5 comments on “The baseball skills of Ruben Tejada and Jordany Valdespin

  • 7train

    Tejada isn’t going to be much of a base stealer and I see him as a good defensive, good hitting 2B man down the road easily capable of stepping in at SS for a day, week, month or rest of the season if need be.

    Getting a plus defensive SS and shifting Tejada between SS and 2B while keeping Murphy’s bat in the mix at 2B as well would give us the best chance to win. Hope Tovar can handle the stick in AA and AAA and make it up here in 2014.

    Stolen bases pale in importance to up the middle defense.
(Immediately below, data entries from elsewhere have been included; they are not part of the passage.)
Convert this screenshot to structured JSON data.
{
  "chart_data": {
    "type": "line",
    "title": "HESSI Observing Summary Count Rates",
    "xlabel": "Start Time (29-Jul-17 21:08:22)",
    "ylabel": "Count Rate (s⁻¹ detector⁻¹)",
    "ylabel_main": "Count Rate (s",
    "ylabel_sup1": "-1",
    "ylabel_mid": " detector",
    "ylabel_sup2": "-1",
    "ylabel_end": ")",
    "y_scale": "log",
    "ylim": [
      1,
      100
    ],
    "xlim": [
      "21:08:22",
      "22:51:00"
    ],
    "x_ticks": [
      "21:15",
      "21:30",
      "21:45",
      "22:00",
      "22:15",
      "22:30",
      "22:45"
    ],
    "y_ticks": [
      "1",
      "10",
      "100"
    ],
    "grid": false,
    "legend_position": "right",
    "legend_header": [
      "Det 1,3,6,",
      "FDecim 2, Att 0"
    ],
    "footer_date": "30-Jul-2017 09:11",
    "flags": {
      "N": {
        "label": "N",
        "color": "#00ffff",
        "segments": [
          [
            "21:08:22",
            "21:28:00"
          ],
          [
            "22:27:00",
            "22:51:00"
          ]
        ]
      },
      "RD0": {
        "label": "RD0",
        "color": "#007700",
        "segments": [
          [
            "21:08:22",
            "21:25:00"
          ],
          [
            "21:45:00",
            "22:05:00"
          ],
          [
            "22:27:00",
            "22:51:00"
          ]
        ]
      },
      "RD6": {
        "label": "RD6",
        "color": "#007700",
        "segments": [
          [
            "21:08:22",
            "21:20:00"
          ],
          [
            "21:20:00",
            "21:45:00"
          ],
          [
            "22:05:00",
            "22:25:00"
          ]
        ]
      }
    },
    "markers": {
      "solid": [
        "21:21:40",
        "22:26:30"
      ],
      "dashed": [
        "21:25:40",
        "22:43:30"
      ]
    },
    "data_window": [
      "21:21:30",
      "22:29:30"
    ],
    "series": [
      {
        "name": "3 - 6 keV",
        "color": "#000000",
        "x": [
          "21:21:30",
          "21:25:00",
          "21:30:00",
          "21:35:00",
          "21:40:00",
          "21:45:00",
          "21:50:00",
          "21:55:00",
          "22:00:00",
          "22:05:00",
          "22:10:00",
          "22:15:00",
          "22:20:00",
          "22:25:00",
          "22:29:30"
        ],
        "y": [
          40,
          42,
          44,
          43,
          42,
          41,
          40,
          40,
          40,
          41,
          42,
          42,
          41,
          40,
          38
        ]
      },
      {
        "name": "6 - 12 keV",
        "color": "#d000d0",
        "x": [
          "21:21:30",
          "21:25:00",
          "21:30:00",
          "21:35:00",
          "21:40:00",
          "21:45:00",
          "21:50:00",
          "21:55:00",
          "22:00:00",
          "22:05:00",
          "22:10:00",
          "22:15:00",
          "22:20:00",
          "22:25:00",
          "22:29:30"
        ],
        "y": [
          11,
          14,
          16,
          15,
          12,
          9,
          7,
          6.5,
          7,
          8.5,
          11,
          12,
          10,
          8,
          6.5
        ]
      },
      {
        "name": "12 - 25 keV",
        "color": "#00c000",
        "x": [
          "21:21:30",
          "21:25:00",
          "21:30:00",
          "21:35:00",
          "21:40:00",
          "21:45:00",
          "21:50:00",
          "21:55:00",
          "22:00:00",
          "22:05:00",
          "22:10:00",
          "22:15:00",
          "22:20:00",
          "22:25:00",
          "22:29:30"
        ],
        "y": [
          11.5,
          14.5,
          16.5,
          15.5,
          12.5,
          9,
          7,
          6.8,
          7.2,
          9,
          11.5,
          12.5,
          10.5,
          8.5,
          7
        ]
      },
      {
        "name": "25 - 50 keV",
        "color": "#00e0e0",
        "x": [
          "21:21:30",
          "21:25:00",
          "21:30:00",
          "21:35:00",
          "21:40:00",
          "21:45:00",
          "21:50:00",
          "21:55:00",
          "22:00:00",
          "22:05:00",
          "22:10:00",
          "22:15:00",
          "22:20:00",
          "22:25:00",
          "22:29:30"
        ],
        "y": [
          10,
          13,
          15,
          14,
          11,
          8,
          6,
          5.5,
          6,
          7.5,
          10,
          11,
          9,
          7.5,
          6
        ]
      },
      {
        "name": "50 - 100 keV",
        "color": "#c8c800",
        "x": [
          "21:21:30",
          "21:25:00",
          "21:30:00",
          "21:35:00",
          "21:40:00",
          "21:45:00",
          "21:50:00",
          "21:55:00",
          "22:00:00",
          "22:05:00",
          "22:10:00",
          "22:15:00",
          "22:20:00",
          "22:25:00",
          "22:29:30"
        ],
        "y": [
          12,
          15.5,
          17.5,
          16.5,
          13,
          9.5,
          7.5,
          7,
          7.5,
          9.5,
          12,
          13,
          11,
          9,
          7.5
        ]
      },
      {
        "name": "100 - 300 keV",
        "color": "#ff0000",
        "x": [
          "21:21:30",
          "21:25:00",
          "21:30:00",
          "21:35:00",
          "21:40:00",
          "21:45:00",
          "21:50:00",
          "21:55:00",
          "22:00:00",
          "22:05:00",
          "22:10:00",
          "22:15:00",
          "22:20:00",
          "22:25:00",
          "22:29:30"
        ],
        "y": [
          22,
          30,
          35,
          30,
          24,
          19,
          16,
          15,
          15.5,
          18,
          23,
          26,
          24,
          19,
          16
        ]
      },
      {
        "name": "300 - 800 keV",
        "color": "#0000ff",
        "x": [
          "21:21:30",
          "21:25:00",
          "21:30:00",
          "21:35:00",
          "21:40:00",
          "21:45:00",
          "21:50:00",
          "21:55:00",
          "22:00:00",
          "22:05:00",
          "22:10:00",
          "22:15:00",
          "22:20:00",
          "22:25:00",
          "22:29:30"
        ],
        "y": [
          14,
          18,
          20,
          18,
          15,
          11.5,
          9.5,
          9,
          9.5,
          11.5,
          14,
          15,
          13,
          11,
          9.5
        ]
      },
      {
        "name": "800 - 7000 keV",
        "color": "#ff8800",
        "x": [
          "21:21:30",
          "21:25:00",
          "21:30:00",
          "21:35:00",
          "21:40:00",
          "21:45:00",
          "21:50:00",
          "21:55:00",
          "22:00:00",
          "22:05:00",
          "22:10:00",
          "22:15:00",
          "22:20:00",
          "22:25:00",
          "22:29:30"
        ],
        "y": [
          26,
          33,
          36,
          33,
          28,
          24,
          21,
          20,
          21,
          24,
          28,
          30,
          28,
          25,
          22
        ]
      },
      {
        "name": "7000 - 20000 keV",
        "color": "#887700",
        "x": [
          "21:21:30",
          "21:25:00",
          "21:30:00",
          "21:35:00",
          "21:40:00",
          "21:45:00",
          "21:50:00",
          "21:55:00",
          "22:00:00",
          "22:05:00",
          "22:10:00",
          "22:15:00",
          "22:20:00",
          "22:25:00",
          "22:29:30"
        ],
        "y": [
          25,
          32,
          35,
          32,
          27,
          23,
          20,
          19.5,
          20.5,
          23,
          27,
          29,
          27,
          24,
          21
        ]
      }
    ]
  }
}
    Spin on the other hand will hopefully play a lot of CF, LF and 2B in the winter and be an all around utility PH type until/when someone gets hurt or struggles. Then he’ll get his chance.

  • Metsense

    Tejada keeps getting better and it is hard to judge his ceiling. It keeps getting raised. The article you wrote last September,”Ruben Tejada’s quietly outstanding season”, was also outstanding. He is the Mets SS for many years to come. JV will probably use his athleticism to end up ,as you mentioned, a Willie Bloomquest II, and I would be satisfied with that. JV does have a golden opportunity next spring to establish himself as the starting CF with his competition being Kirk and MDD. His work ethic for the rest of the year and this winter will determine how bad he wants the job because right now he is the front runner.

  • NormE

    Ruben is all of twenty two years of age. His upside is high. When the debate over making trades by July 31st was taking place most observers had Ruben on the short “untouchable” list. Those who get to see him play on a regular basis know that he is a “ballplayer” and that is a compliment of the highest order.
    Jordany is twenty four, not old by any means, but his future is harder to predict because his “ballplayer” skills are not as advanced as Ruben’s. Yes, he has more speed and power, thus his upside could be high, but he may never develop fully from being an “athlete” to being a “ballplayer.”
    Good column, Brian.

  • Chris F

    RT has my full support. I think his ceiling is high, and as Metsense rightly points out, keeps readjusting higher. I think many kind of believed his strong finish last year was a bit of a fluke, but in fact, he has been a solid consistent contributor, in a team filled with streaky players in the field and at the plate. Nice article Brian.

  • Stephen S

    There’s no doubt that Tejada’s baseball IQ is much higher than Valdespin’s; it’s higher than most ballplayers. Tejada will continue to improve because of his ability to make adjustments. Time will tell if Valdespin can. The difference between making it to the big leagues and staying in the big leagues is the ability to make adjustments, the way major league pitchers have already done to Valdespin – no more first-pitch fastballs. It’s been exciting as a Mets fan to see Tejada’s growth. It’ll be interesting to see what Valdespin can do as well.